In my work with affair couples, I have noted two “kinds” of cheaters. (Of course, there are more than two “kinds” of things in any complex relationship problem, such as infidelity); but the two “kinds” I refer to give insight as to the personality types prone to cheating, which explains a bit about “why” they do it.
The Avoidant Type
Partners who tend to avoid communicating their true feelings in their relationship can be prone to cheating. In particular, they may start an affair by emotionally cheating before it becomes physical. Rather than express their needs assertively, they grow resentful that their partner is unaware of or unable to meet their needs.
These are the ones who may say, “My partner makes me unhappy;” “My partner drove me away;” and “I wasn’t able to tell my partner how I was really feeling.” Notice that these types of statements place the blame on the partner, as if the partner was supposed to be able to mind-read the needs of the unhappy spouse before they cheated. Of course, certain situations, such as being overly critical of one’s partner can certainly “drive” them away; however, it is the responsibility of the unhappy partner to communicate that he or she feels driven away rather than go outside of the relationship.
The Narcissistic Type
Partners who tend to feel entitled to cheating are definitely more prone to it. These partners tend to have personality types that, no matter how wonderful their husband or wife might be, could still cheat based on their beliefs and justifications about cheating. For example, they might believe that they “deserve” to have a little “fun on the side” or that the rules of commitment don’t apply to them.

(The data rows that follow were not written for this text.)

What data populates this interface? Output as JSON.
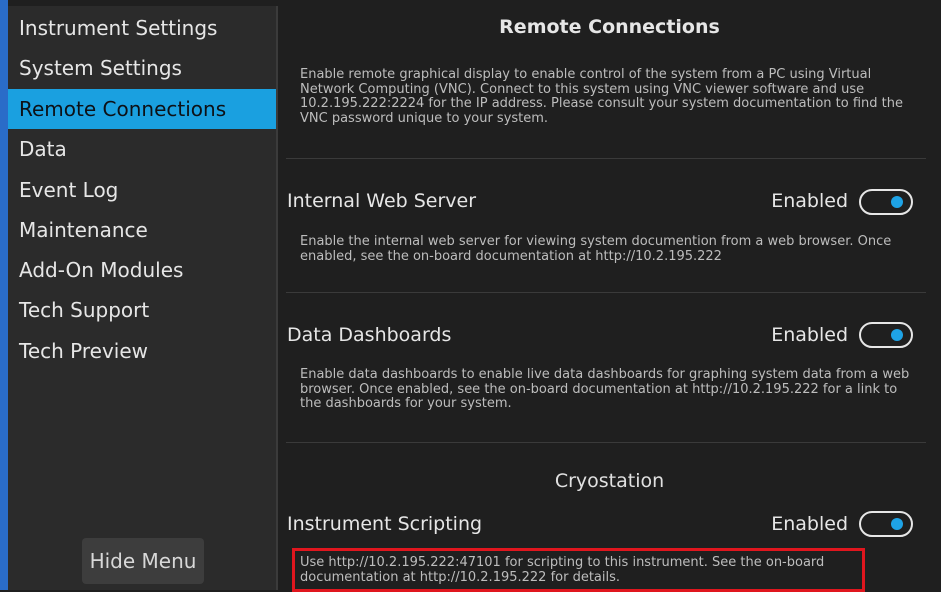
{
  "sidebar": {
    "items": [
      {
        "label": "Instrument Settings"
      },
      {
        "label": "System Settings"
      },
      {
        "label": "Remote Connections"
      },
      {
        "label": "Data"
      },
      {
        "label": "Event Log"
      },
      {
        "label": "Maintenance"
      },
      {
        "label": "Add-On Modules"
      },
      {
        "label": "Tech Support"
      },
      {
        "label": "Tech Preview"
      }
    ],
    "active_item": "Remote Connections",
    "hide_menu_label": "Hide Menu"
  },
  "main": {
    "title": "Remote Connections",
    "vnc_description": "Enable remote graphical display to enable control of the system from a PC using Virtual Network Computing (VNC). Connect to this system using VNC viewer software and use 10.2.195.222:2224 for the IP address.  Please consult your system documentation to find the VNC password unique to your system.",
    "settings": [
      {
        "title": "Internal Web Server",
        "status_label": "Enabled",
        "enabled": true,
        "description": "Enable the internal web server for viewing system documention from a web browser. Once enabled, see the on-board documentation at http://10.2.195.222"
      },
      {
        "title": "Data Dashboards",
        "status_label": "Enabled",
        "enabled": true,
        "description": "Enable data dashboards to enable live data dashboards for graphing system data from a web browser. Once enabled, see the on-board documentation at http://10.2.195.222 for a link to the dashboards for your system."
      }
    ],
    "section_label": "Cryostation",
    "scripting": {
      "title": "Instrument Scripting",
      "status_label": "Enabled",
      "enabled": true,
      "description": "Use http://10.2.195.222:47101 for scripting to this instrument. See the on-board documentation at http://10.2.195.222 for details."
    }
  },
  "colors": {
    "accent": "#1aa0e0",
    "highlight": "#e0161e",
    "background": "#1f1f1f",
    "sidebar_bg": "#2b2b2b"
  }
}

Such partners might rationalize, “It was just one time and it didn’t mean anything;” “My spouse will never find out, so it’s okay.” They may even minimize it by saying, “I said I was sorry, I don’t know why my spouse just can’t move past it.” Notice that these types of statements are dismissive of the hurt partner’s feelings and make light of infidelity. Although it’s rare to receive such honesty, it is the responsibility of the narcissistic partner to communicate their beliefs about feeling “allowed” to cheat so that their partner may make an informed decision about whether or not they agree with those beliefs.
If you’ve been noticing some red flags about your partner that seem to fit either of these two types, or if you know your partner has cheated, there is definitely hope if you are both committed to staying together. Receiving couples therapy with a clinician who specializes in infidelity can be the most important first step.